Luzia se echó hacia atrás. El viejo tenía un aliento penetrante, mezcla de dientes podridos y de tabaco masticado. Ella observó el porche. El Halcón volvió sobre sus pasos, acercándose a ellos. El coronel se aferró aún más fuerte a su brazo.
– ¿Cómo es tu nombre? -preguntó.
– Luzia.
– ¡Ah! -suspiró el coronel, como si hubiera dicho algo extraordinario-. Mañana es 19 de diciembre. El día de tu santo.
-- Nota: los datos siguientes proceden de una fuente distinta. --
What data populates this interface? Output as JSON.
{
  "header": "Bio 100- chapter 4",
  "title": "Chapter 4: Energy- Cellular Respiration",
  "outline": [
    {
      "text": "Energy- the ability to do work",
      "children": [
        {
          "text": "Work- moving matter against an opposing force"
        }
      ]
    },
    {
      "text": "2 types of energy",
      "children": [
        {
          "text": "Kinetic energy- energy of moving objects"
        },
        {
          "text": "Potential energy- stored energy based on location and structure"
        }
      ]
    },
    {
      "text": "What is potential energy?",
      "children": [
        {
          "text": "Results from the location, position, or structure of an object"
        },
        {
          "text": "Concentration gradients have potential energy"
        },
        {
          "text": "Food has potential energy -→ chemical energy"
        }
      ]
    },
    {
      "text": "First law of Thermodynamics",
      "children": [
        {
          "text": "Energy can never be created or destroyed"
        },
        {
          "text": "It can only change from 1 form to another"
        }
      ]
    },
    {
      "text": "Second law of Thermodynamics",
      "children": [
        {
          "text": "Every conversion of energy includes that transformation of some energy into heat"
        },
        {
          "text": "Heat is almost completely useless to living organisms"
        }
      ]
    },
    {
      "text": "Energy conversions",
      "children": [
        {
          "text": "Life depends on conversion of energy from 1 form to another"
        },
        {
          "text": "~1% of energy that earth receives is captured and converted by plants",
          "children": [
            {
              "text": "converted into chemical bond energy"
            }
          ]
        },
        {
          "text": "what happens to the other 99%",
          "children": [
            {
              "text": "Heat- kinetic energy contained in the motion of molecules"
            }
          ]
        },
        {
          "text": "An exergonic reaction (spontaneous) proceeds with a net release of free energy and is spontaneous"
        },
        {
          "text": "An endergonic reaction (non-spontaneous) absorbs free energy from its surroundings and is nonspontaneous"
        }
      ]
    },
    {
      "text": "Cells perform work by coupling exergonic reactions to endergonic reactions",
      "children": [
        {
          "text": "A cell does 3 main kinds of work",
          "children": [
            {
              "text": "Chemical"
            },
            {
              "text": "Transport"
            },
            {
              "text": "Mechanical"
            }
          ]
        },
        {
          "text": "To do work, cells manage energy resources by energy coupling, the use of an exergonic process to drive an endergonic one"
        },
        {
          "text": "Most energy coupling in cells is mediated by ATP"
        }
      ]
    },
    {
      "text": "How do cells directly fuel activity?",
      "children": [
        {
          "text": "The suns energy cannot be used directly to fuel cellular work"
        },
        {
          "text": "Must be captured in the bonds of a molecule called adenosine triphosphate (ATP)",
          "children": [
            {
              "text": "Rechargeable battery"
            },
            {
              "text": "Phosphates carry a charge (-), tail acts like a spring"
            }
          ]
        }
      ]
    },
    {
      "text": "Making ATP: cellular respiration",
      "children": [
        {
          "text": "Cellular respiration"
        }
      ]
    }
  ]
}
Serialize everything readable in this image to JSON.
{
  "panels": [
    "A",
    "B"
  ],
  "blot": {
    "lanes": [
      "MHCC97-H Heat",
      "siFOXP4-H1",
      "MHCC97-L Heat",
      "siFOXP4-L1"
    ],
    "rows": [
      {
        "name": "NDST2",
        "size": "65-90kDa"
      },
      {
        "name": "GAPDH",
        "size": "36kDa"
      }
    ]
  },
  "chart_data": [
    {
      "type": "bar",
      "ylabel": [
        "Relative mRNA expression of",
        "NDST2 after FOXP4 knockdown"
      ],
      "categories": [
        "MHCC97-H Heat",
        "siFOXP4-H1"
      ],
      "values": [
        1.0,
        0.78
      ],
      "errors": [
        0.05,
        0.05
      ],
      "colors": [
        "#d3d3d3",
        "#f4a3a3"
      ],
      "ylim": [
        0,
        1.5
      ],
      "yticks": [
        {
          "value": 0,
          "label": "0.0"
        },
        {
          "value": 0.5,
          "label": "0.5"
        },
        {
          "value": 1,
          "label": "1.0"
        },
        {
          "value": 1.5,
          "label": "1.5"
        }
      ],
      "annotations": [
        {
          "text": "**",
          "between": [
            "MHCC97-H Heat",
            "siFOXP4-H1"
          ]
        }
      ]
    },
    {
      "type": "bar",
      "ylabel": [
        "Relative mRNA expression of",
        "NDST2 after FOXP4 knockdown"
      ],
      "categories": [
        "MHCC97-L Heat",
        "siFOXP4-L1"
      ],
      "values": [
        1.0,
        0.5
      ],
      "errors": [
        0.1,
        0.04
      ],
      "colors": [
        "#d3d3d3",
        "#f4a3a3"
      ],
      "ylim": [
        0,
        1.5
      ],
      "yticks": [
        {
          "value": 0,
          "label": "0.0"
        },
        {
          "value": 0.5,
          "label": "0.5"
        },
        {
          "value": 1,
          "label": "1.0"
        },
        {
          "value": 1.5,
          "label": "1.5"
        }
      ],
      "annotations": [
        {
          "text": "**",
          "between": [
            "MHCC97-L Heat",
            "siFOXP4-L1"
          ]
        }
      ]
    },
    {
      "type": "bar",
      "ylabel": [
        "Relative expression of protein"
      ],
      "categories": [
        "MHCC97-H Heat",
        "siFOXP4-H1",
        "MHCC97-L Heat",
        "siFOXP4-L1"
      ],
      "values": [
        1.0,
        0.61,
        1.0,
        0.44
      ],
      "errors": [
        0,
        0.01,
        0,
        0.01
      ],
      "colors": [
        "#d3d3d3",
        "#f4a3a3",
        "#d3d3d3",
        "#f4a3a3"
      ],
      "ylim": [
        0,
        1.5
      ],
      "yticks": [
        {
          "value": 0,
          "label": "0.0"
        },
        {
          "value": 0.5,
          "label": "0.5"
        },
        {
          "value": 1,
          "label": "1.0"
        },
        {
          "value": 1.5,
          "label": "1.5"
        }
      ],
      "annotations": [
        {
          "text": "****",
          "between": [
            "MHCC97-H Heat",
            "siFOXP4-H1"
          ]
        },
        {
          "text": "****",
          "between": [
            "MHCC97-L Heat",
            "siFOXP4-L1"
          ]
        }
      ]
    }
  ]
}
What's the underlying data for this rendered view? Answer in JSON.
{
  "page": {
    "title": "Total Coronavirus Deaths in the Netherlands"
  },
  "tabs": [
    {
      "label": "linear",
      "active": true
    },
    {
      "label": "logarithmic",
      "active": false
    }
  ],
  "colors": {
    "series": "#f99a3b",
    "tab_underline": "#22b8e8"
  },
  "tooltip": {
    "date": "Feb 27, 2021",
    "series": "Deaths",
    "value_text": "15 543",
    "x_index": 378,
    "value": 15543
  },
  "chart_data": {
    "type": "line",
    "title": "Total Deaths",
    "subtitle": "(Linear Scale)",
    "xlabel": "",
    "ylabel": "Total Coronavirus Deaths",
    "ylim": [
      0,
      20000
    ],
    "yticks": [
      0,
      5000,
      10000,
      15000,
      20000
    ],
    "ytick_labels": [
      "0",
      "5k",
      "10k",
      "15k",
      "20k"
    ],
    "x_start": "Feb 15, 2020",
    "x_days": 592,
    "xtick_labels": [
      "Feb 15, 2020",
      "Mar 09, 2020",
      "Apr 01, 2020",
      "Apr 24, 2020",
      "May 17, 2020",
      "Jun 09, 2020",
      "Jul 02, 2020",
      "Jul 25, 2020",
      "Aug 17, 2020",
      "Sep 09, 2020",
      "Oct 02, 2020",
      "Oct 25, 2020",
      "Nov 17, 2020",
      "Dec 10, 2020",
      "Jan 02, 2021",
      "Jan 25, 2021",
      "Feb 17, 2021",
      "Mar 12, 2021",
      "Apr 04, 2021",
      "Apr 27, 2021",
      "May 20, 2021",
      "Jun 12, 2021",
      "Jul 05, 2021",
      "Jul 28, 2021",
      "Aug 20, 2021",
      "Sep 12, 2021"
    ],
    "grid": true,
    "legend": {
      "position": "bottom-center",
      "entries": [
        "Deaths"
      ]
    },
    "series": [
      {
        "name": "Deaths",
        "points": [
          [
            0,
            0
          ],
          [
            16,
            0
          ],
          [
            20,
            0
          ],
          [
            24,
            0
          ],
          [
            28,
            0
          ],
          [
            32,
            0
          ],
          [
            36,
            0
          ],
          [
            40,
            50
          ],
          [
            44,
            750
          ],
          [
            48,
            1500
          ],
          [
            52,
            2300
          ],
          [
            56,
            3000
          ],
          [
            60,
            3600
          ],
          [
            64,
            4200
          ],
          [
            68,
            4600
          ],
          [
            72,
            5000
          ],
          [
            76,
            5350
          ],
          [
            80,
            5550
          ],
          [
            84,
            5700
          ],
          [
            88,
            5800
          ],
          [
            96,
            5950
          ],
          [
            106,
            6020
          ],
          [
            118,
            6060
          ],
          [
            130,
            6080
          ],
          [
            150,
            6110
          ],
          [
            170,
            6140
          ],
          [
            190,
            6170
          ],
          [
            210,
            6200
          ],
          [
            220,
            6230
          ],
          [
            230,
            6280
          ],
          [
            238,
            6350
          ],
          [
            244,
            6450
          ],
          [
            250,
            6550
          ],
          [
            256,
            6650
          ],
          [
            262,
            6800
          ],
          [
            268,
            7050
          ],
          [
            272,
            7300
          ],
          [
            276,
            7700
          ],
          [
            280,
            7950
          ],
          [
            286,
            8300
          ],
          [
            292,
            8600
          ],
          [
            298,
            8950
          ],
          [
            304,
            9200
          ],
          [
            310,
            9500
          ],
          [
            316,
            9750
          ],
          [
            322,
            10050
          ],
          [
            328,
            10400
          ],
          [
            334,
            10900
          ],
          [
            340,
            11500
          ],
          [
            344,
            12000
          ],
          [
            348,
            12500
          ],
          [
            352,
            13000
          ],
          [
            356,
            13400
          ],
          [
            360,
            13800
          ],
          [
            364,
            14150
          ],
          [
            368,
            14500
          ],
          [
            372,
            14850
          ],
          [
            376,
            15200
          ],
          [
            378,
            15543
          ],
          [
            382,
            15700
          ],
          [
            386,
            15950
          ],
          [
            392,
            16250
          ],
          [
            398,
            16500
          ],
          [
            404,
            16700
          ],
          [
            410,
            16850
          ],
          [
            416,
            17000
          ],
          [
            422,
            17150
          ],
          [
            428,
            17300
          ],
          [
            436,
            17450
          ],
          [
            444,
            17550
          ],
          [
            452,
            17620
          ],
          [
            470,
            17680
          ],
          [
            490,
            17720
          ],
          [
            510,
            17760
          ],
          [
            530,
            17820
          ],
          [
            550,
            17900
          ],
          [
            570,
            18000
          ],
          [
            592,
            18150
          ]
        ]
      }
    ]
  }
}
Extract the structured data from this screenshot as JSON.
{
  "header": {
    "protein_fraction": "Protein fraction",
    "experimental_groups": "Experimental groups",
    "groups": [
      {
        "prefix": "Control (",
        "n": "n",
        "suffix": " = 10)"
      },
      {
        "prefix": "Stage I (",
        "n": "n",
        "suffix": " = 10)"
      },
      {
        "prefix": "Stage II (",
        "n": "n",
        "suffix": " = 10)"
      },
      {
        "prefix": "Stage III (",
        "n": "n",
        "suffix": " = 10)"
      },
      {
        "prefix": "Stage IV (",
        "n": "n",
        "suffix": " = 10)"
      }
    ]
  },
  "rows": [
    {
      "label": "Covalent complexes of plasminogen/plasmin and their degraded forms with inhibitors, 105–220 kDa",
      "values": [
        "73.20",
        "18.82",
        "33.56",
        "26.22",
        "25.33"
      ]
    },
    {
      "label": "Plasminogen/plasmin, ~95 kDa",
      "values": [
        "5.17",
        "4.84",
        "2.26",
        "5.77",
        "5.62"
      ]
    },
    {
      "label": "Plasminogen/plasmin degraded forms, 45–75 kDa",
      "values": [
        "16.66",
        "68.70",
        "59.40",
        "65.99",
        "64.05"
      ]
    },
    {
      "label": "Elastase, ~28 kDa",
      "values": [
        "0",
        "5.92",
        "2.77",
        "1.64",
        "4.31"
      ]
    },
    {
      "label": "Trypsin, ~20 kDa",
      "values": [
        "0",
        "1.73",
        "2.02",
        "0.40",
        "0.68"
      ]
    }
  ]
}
Luzia no llevaba la cuenta de los días. Cumpliría 18 años y tendría que llevar a cabo la promesa a san Expedito. Su largo pelo era un estorbo en el matorral. Incluso trenzado, se enganchaba en los árboles. Rara vez podía lavárselo, y tenía que peinárselo con los dedos. Aun así, Luzia no se hacía a la idea de cortárselo. Debajo de los pantalones, las mantas, los morrales y el sombrero de cuero, ella era una mujer, no un cangaceiro. San Expedito tendría que esperar.
– ¿Qué tipo de suerte das? -preguntó el coronel, interrumpiendo sus pensamientos-. ¿De la buena o de la mala?
– Ninguna de las dos -respondió Luzia, soltándose la mano.
El coronel exhibió sus escasos dientes vetustos.